In the end, the film does what it aims to do exceedingly well: tell a ridiculous story in a ridiculous world with great care and advanced themes.

From an awards standpoint, the film is set to do very well. It has already been nominated for a grand total of 10 Oscars including Best Picture, Production Design, Best Leading Actress (Stone) and Best Director. It is predicted to be a major contender for every award it was nominated for, and if all goes well, will be taking home an Oscar on March 10.
As far as what doesn’t work in the film, the list is very short.

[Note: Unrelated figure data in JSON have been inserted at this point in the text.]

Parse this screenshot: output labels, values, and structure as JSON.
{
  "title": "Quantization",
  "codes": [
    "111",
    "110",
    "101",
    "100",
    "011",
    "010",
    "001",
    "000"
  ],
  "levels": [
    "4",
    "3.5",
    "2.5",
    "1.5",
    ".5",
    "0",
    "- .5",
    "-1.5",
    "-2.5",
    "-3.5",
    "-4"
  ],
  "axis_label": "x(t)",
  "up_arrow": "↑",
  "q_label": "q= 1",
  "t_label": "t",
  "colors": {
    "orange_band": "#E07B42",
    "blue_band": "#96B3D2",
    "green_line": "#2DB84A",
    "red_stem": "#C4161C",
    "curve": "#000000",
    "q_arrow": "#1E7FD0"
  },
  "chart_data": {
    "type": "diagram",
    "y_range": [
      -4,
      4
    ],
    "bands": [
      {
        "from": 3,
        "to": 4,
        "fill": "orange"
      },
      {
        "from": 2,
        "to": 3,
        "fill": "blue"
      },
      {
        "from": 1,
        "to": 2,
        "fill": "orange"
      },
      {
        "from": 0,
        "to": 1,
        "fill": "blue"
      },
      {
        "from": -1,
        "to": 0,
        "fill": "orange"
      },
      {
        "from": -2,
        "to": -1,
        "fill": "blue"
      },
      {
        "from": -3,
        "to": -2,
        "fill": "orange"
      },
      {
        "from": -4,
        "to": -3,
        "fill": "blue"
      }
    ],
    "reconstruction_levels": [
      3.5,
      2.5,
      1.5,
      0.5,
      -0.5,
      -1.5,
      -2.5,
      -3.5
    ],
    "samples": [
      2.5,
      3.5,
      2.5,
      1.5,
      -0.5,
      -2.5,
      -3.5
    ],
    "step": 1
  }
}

The main problem that could take the viewer out of the film is pure absurdity. It can be hard to fully empathize with Bella and the cast of characters when everything from the costumes to the way they speak to the cinematography is absurd. The fact that this is the main problem speaks volumes to the quality of this film. Every part of that issue was part of Yorgos Lanthimos’s vision for this movie, so it’s up to the viewer if it works for them or not.
In the end, the film does what it aims to do exceedingly well: tell a ridiculous story in a ridiculous world with great care and advanced themes. Viewers should jump at the opportunity to see this film whenever they have the chance, for it is truly an incredibly interesting and unique film.